Another team of Duke undergraduates – senior John Clyde of Idaho and juniors Nathan Curtis of Virginia and Kevin Lacker of Ohio – took first place among 434 teams in the prestigious William Lowell Putnam Mathematical Competition. This is the third time since 1993 that a Duke team has won this math award, the academic discipline’s equivalent of the Final Four in basketball.

These were not the only students who captured a national championship. The rafters in Cameron Indoor Stadium now host jersey number 31 in recognition of the extraordinary accomplishments of Shane Battier, college basketball’s Player of the Year and the leader of Duke’s 2001 NCAA championship men’s basketball team. The year also marked the 500th victory of coach Mike Krzyzewski. In recognition of his many contributions, we honored him with the naming of Coach K Court in Cameron. And, once again, Duke athletes led the nation’s Division 1-A teams in graduation rates.

Super-achieving faculty and deans

Our faculty continue to make their mark on history as well. Duke faculty and researchers garnered a record $356 million in 2000-2001 to support important scholarship in areas as diverse as lung and heart disease, underwater mountain towers, hummingbirds, and gun control. Three faculty members – John Aldrich, former chair and professor in the Department of Political Science; William Chafe, history professor and dean of the faculty of arts and sciences; and Ariel Dorfman, professor of literature and Latin American studies – were elected to the American Academy of Arts and Sciences. Romance Studies Professor Alice Kaplan won the Los Angeles Times Book Prize in history for her work The Collaborator: The Trial and Execution of Robert Brasillach. Professor Alex Keyssar’s The Right to Vote: The Contested History of Democracy in the United States, a finalist in the same category, was also a finalist for the Pulitzer Prize.

The quality of our graduates correlates directly not only with the quality of our faculty but with the leadership of our deans. In January, we announced the selection of finance professor and entrepreneur Doug Breeden to succeed Rex Adams, who stepped down after five years of strong leadership at the Fuqua School of Business. Accounting Professor Robert Ashton was named the new dean of the Fuqua School of Business Europe, succeeding Tom Keller at Duke’s first inter-national campus in Frankfurt. In March, the trustees approved the appointment of James B. Duke Professor William Schlesinger, whose work on CO2 gases is pivotal to understanding global warming issues, as dean of the Nicholas School of the Environment and Earth Sciences, succeeding founding Dean Norm Christensen.

In July, we welcomed back Dr. R. Sanders Williams as the new dean of the School of Medicine and vice- chancellor for academic affairs in the medical center.

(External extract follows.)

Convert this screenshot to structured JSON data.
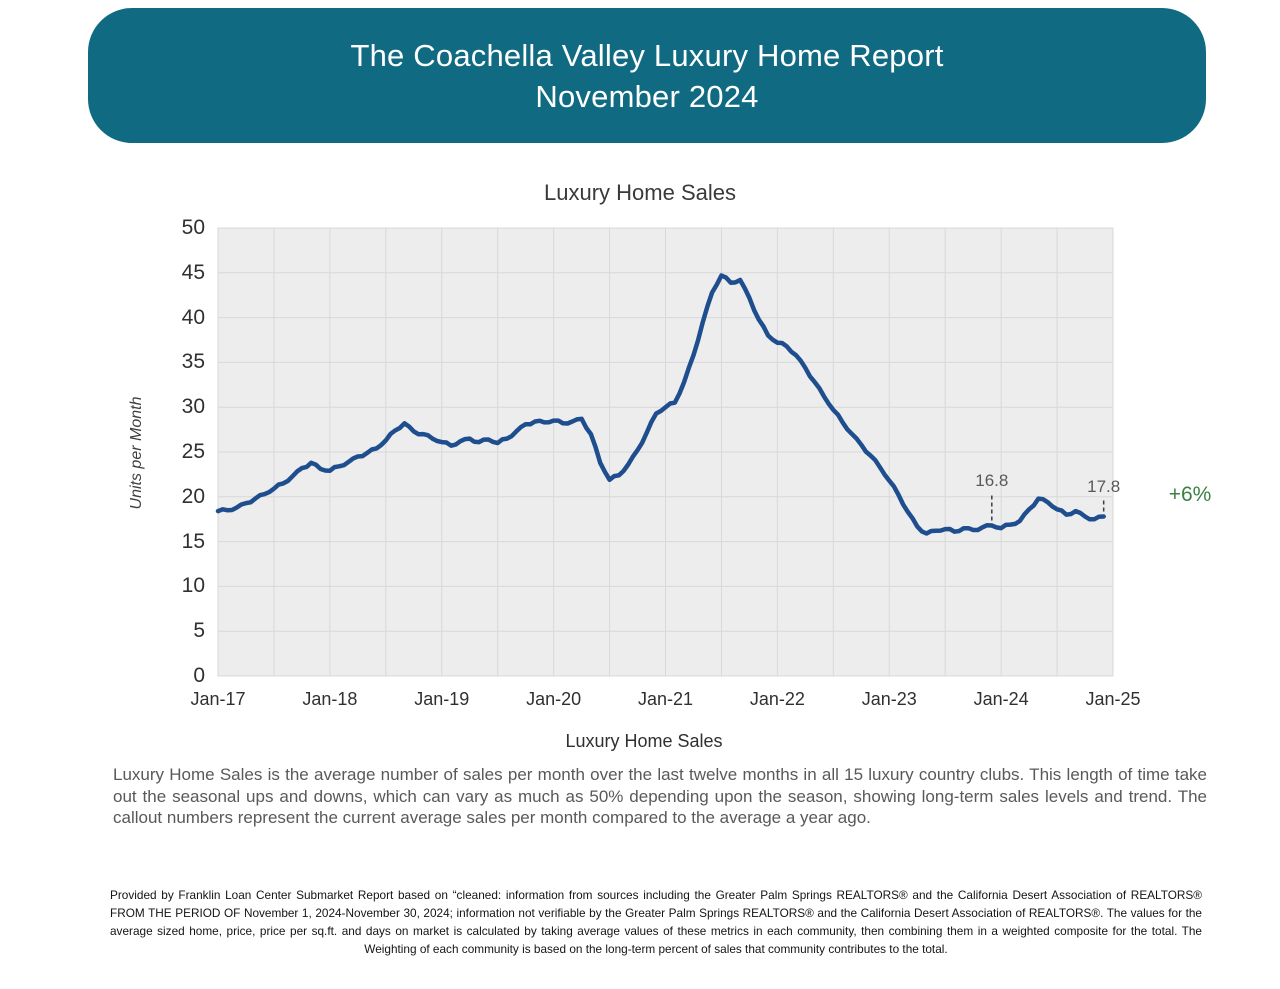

Sandy is a distinguished scientist, academic administrator, and teacher whose research has garnered international attention. In other medical news, Robert Clapp, Jr. was named chief operating officer of Duke Hospital, Michael Burke from KPMG Peat Marwick was named the hospital’s chief financial officer, and Dr. Matthew Ellis was named director of Duke’s Comprehensive Cancer Center Breast Cancer Program.